Study of Federal Transportation Program Reporting Requirements
The reporting requirements of the various Federal agencies ranked among the top barriers to efficient and effective coordination in regards to two specific issues:
1) entities coordinating various transportation agencies are required to report similar (though not standardized) data leading to higher administrative costs than optimal and
2) several Federal programs do not currently collect transportation data, which precludes the ability to evaluate program effectiveness.
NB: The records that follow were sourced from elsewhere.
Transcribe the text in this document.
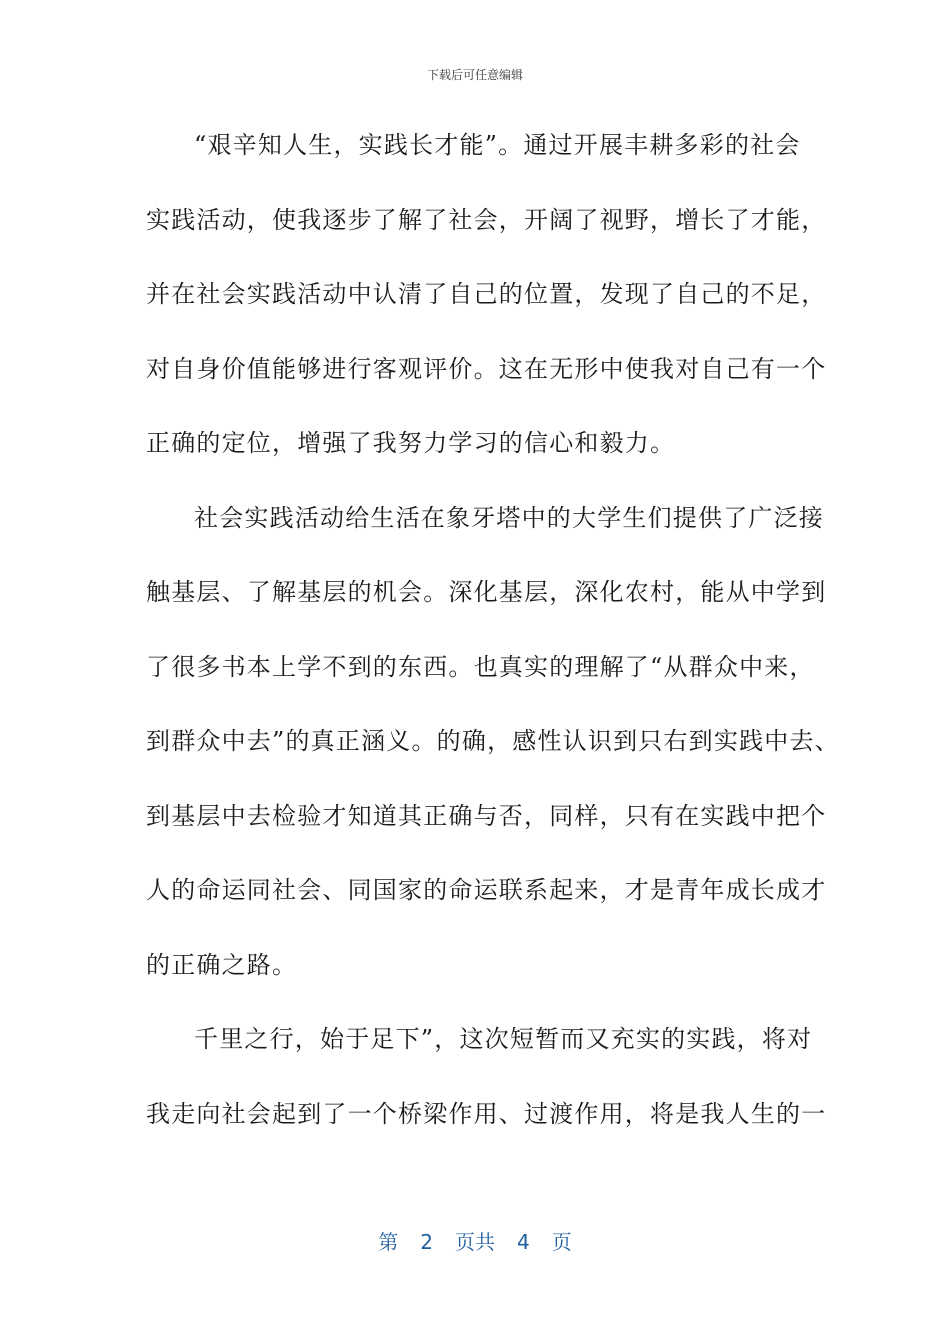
下载后可任意编辑
“艰辛知人生，实践长才能”。通过开展丰耕多彩的社会
实践活动，使我逐步了解了社会，开阔了视野，增长了才能，
并在社会实践活动中认清了自己的位置，发现了自己的不足，
对自身价值能够进行客观评价。这在无形中使我对自己有一个
正确的定位，增强了我努力学习的信心和毅力。
社会实践活动给生活在象牙塔中的大学生们提供了广泛接
触基层、了解基层的机会。深化基层，深化农村，能从中学到
了很多书本上学不到的东西。也真实的理解了“从群众中来，
到群众中去”的真正涵义。的确，感性认识到只右到实践中去、
到基层中去检验才知道其正确与否，同样，只有在实践中把个
人的命运同社会、同国家的命运联系起来，才是青年成长成才
的正确之路。
千里之行，始于足下”，这次短暂而又充实的实践，将对
我走向社会起到了一个桥梁作用、过渡作用，将是我人生的一
第 2 页共 4 页
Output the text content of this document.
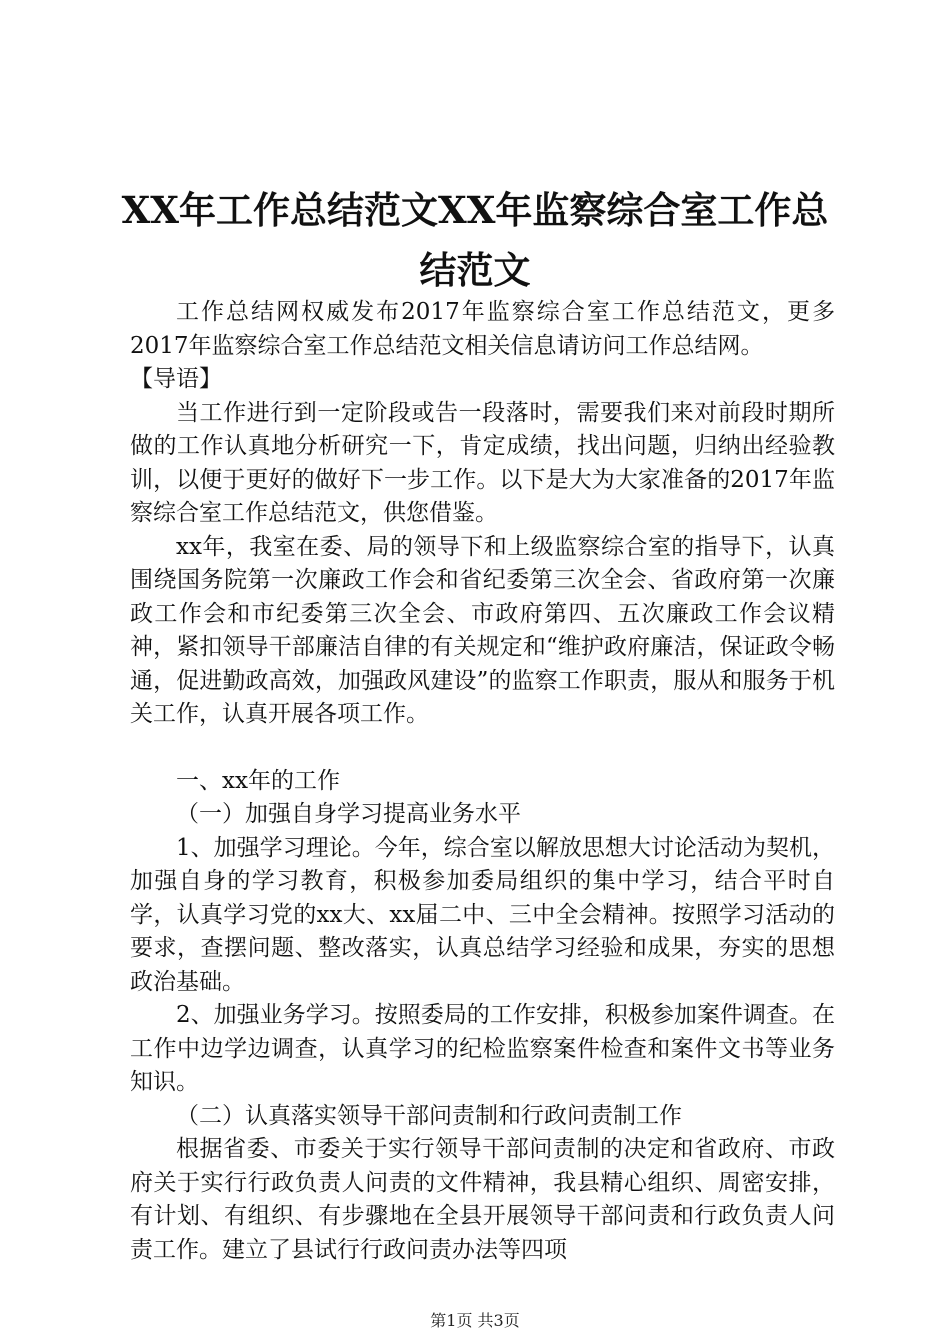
XX年工作总结范文XX年监察综合室工作总结范文

工作总结网权威发布2017年监察综合室工作总结范文，更多2017年监察综合室工作总结范文相关信息请访问工作总结网。

【导语】

当工作进行到一定阶段或告一段落时，需要我们来对前段时期所做的工作认真地分析研究一下，肯定成绩，找出问题，归纳出经验教训，以便于更好的做好下一步工作。以下是大为大家准备的2017年监察综合室工作总结范文，供您借鉴。

xx年，我室在委、局的领导下和上级监察综合室的指导下，认真围绕国务院第一次廉政工作会和省纪委第三次全会、省政府第一次廉政工作会和市纪委第三次全会、市政府第四、五次廉政工作会议精神，紧扣领导干部廉洁自律的有关规定和“维护政府廉洁，保证政令畅通，促进勤政高效，加强政风建设”的监察工作职责，服从和服务于机关工作，认真开展各项工作。

一、xx年的工作

（一）加强自身学习提高业务水平

1、加强学习理论。今年，综合室以解放思想大讨论活动为契机，加强自身的学习教育，积极参加委局组织的集中学习，结合平时自学，认真学习党的xx大、xx届二中、三中全会精神。按照学习活动的要求，查摆问题、整改落实，认真总结学习经验和成果，夯实的思想政治基础。

2、加强业务学习。按照委局的工作安排，积极参加案件调查。在工作中边学边调查，认真学习的纪检监察案件检查和案件文书等业务知识。

（二）认真落实领导干部问责制和行政问责制工作

根据省委、市委关于实行领导干部问责制的决定和省政府、市政府关于实行行政负责人问责的文件精神，我县精心组织、周密安排，有计划、有组织、有步骤地在全县开展领导干部问责和行政负责人问责工作。建立了县试行行政问责办法等四项

第1页 共3页
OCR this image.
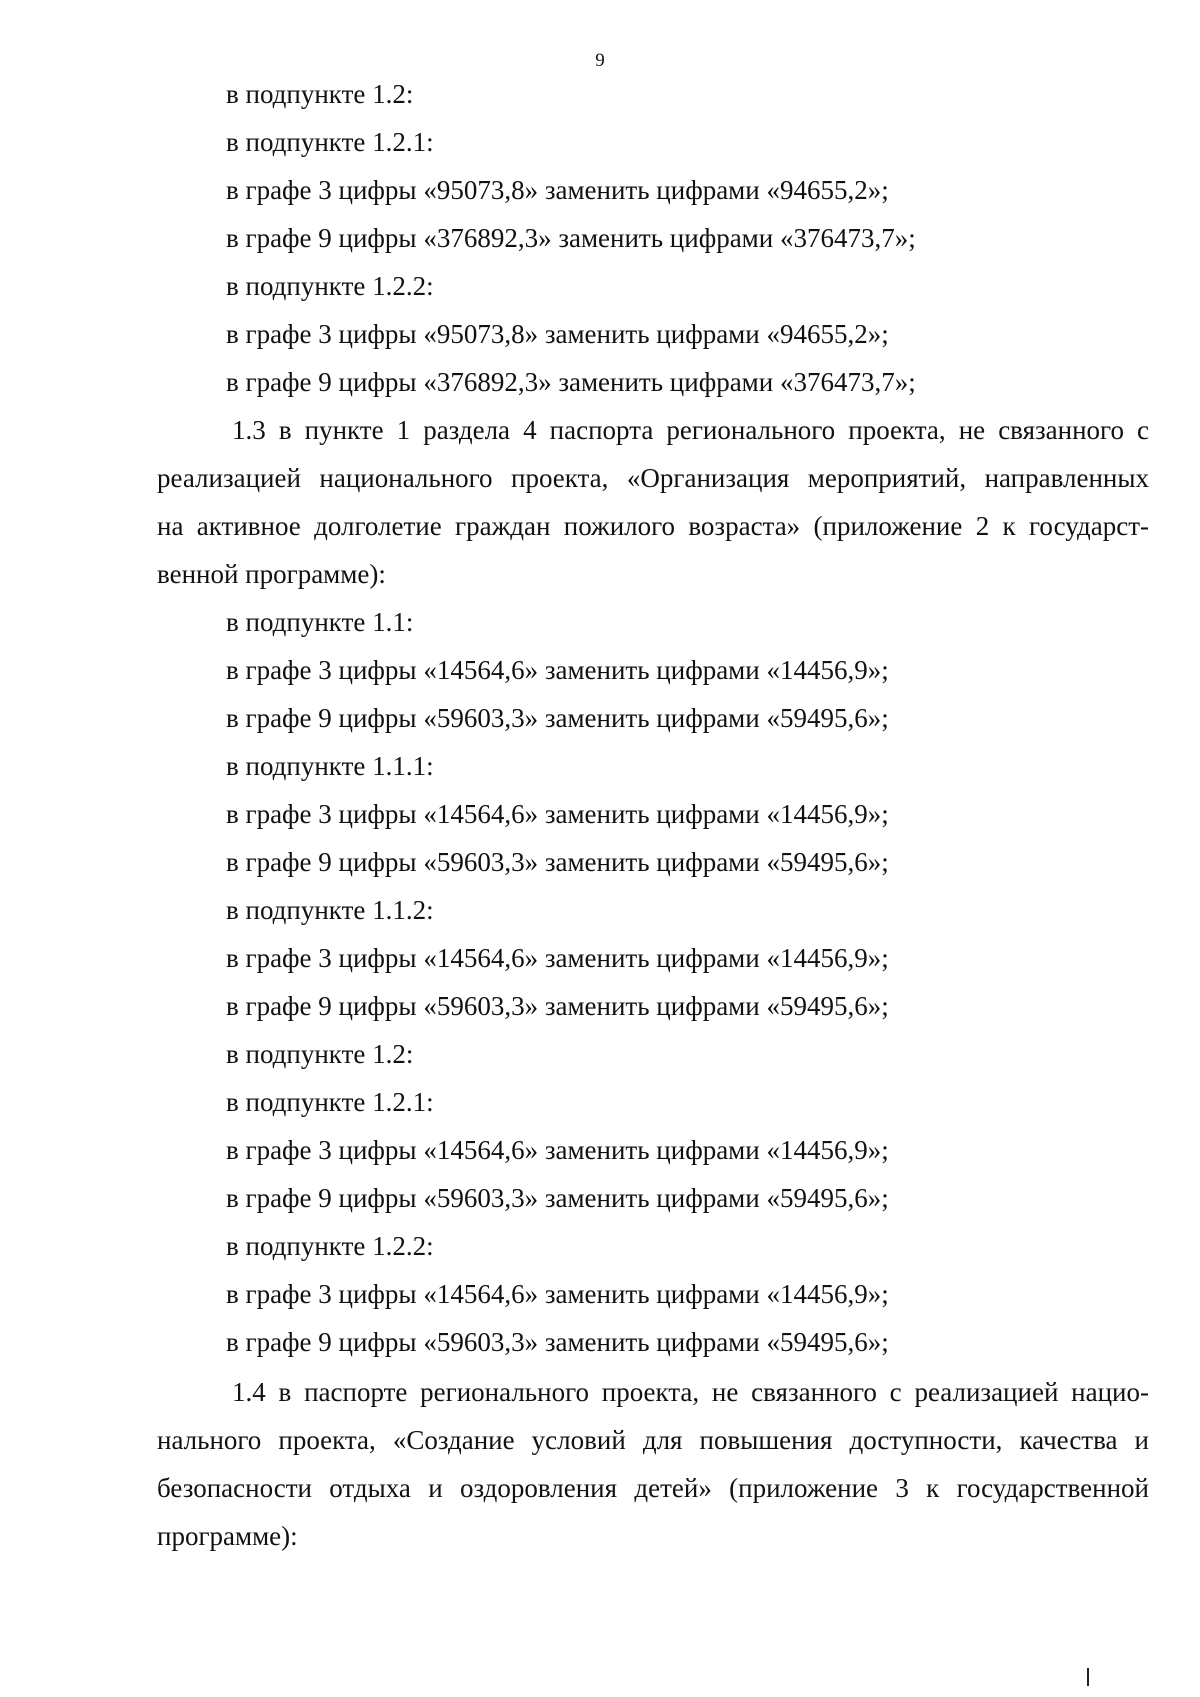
9
в подпункте 1.2:
в подпункте 1.2.1:
в графе 3 цифры «95073,8» заменить цифрами «94655,2»;
в графе 9 цифры «376892,3» заменить цифрами «376473,7»;
в подпункте 1.2.2:
в графе 3 цифры «95073,8» заменить цифрами «94655,2»;
в графе 9 цифры «376892,3» заменить цифрами «376473,7»;
1.3 в пункте 1 раздела 4 паспорта регионального проекта, не связанного с
реализацией национального проекта, «Организация мероприятий, направленных
на активное долголетие граждан пожилого возраста» (приложение 2 к государст-
венной программе):
в подпункте 1.1:
в графе 3 цифры «14564,6» заменить цифрами «14456,9»;
в графе 9 цифры «59603,3» заменить цифрами «59495,6»;
в подпункте 1.1.1:
в графе 3 цифры «14564,6» заменить цифрами «14456,9»;
в графе 9 цифры «59603,3» заменить цифрами «59495,6»;
в подпункте 1.1.2:
в графе 3 цифры «14564,6» заменить цифрами «14456,9»;
в графе 9 цифры «59603,3» заменить цифрами «59495,6»;
в подпункте 1.2:
в подпункте 1.2.1:
в графе 3 цифры «14564,6» заменить цифрами «14456,9»;
в графе 9 цифры «59603,3» заменить цифрами «59495,6»;
в подпункте 1.2.2:
в графе 3 цифры «14564,6» заменить цифрами «14456,9»;
в графе 9 цифры «59603,3» заменить цифрами «59495,6»;
1.4 в паспорте регионального проекта, не связанного с реализацией нацио-
нального проекта, «Создание условий для повышения доступности, качества и
безопасности отдыха и оздоровления детей» (приложение 3 к государственной
программе):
Many service providers indicate that the required reporting process, data collection efforts, and varied formats are difficult, time consuming, inefficient, and ineffective at truly capturing valuable performance data. The burden of reporting to multiple agencies, all requiring different data, different forms, and different schedules is resource intensive, but does not result in program improvement. This report documents the different forms and data required by the Federal agencies providing transportation funding, examines the issues of reporting from several different perspectives, and discusses reasonable solutions to improve the reporting conundrum.This report illustrates how important it is that players come to the table
1) to examine how recent advances in technology can facilitate data collection and
2) to regularly review how data is used to streamline, standardize, and simplify the reporting burden.
The suggestions offered here should be considered a springboard to ongoing evaluation and simplification. Several courses of action are recommended in terms of organizational aspects, technical aspects, data collection issues, and evaluation issues.